Fudzilla is discussing a document released by Intel called “Nvidia Ion Competition Position Guide”, and it’s definitely not a good sign of things to come. Intel goes after the Ion platform.
As Fudzilla points out, some of the arguments don’t make much sense – Intel mentions that Ion is not a new chipset, and is instead derived from the MCP79M/NCP7A chipset family.
Let’s stop and think about this for a moment. Intel’s 945GSE/GM chipset is nearly 4 years old. At this time last year, we were still a few months away from Intel Atoms being widely available, and were still using older Intel Celerons (that probably predated the 945 chipset). From the beginning, these devices were based on older technologies in order to keep the costs down. As shocking as it may seem to some, the whole point of these devices was not to include the latest and greatest technologies – most of those would severely impact the battery life on these devices, given that the batteries are smaller.
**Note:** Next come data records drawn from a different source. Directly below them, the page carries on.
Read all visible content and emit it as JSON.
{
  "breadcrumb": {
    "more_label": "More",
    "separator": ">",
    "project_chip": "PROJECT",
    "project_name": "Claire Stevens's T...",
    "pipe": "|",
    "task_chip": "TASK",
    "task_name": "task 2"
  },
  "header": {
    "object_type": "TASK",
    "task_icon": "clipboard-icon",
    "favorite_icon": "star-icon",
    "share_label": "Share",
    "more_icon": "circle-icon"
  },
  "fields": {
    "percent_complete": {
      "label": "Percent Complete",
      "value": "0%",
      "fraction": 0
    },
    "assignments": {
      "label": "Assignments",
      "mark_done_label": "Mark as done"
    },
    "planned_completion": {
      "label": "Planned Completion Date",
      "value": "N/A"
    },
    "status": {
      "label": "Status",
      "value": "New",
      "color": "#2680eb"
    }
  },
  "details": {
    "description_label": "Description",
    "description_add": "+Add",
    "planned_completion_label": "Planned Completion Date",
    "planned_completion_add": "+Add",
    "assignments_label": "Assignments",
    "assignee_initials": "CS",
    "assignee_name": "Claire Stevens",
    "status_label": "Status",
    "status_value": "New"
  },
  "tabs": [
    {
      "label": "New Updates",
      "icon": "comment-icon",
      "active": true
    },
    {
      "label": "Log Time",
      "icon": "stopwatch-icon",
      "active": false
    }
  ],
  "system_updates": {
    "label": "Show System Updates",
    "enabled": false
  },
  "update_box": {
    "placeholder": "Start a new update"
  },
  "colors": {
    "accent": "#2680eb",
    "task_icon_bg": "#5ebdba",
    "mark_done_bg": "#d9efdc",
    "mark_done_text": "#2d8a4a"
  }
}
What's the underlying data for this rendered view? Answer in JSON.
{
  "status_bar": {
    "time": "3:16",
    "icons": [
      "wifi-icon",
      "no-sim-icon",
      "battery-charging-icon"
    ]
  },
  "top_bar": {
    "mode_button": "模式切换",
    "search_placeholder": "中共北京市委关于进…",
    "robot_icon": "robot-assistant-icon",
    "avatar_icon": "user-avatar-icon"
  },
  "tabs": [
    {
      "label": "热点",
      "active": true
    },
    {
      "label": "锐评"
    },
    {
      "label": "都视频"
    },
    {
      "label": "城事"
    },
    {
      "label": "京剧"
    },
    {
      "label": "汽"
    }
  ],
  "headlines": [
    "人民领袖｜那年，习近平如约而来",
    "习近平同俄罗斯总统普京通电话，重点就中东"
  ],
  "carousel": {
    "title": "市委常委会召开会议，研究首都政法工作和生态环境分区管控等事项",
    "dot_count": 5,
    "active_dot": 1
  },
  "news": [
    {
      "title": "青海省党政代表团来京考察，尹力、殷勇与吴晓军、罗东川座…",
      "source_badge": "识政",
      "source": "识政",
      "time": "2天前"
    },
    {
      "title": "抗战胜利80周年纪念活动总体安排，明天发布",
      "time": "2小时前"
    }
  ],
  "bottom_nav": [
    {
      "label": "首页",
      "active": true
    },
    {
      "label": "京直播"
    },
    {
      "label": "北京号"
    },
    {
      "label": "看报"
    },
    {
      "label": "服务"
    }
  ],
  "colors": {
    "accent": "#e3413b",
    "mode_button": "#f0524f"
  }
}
Intel also argues that Ion will consume more power and add to the cost (or Bill of Material). So what? The Ion has been positioned from the beginning as being for people wanting better performance than what’s currently available and what will be available later this year (Intel’s GN40 chipset). I include myself in that group – I would gladly give up a little battery life for something that can spit out smooth HD video and that has a much better graphics chipset than anything we currently have. That does fall well outside of the range of what netbooks were originally meant for, but there shouldn’t be a problem with having offerings that are $50-$100 more, unless you are worried about it really eating into conventional low-end laptops powered by normal laptop CPUs (which I can see Intel being concerned about that).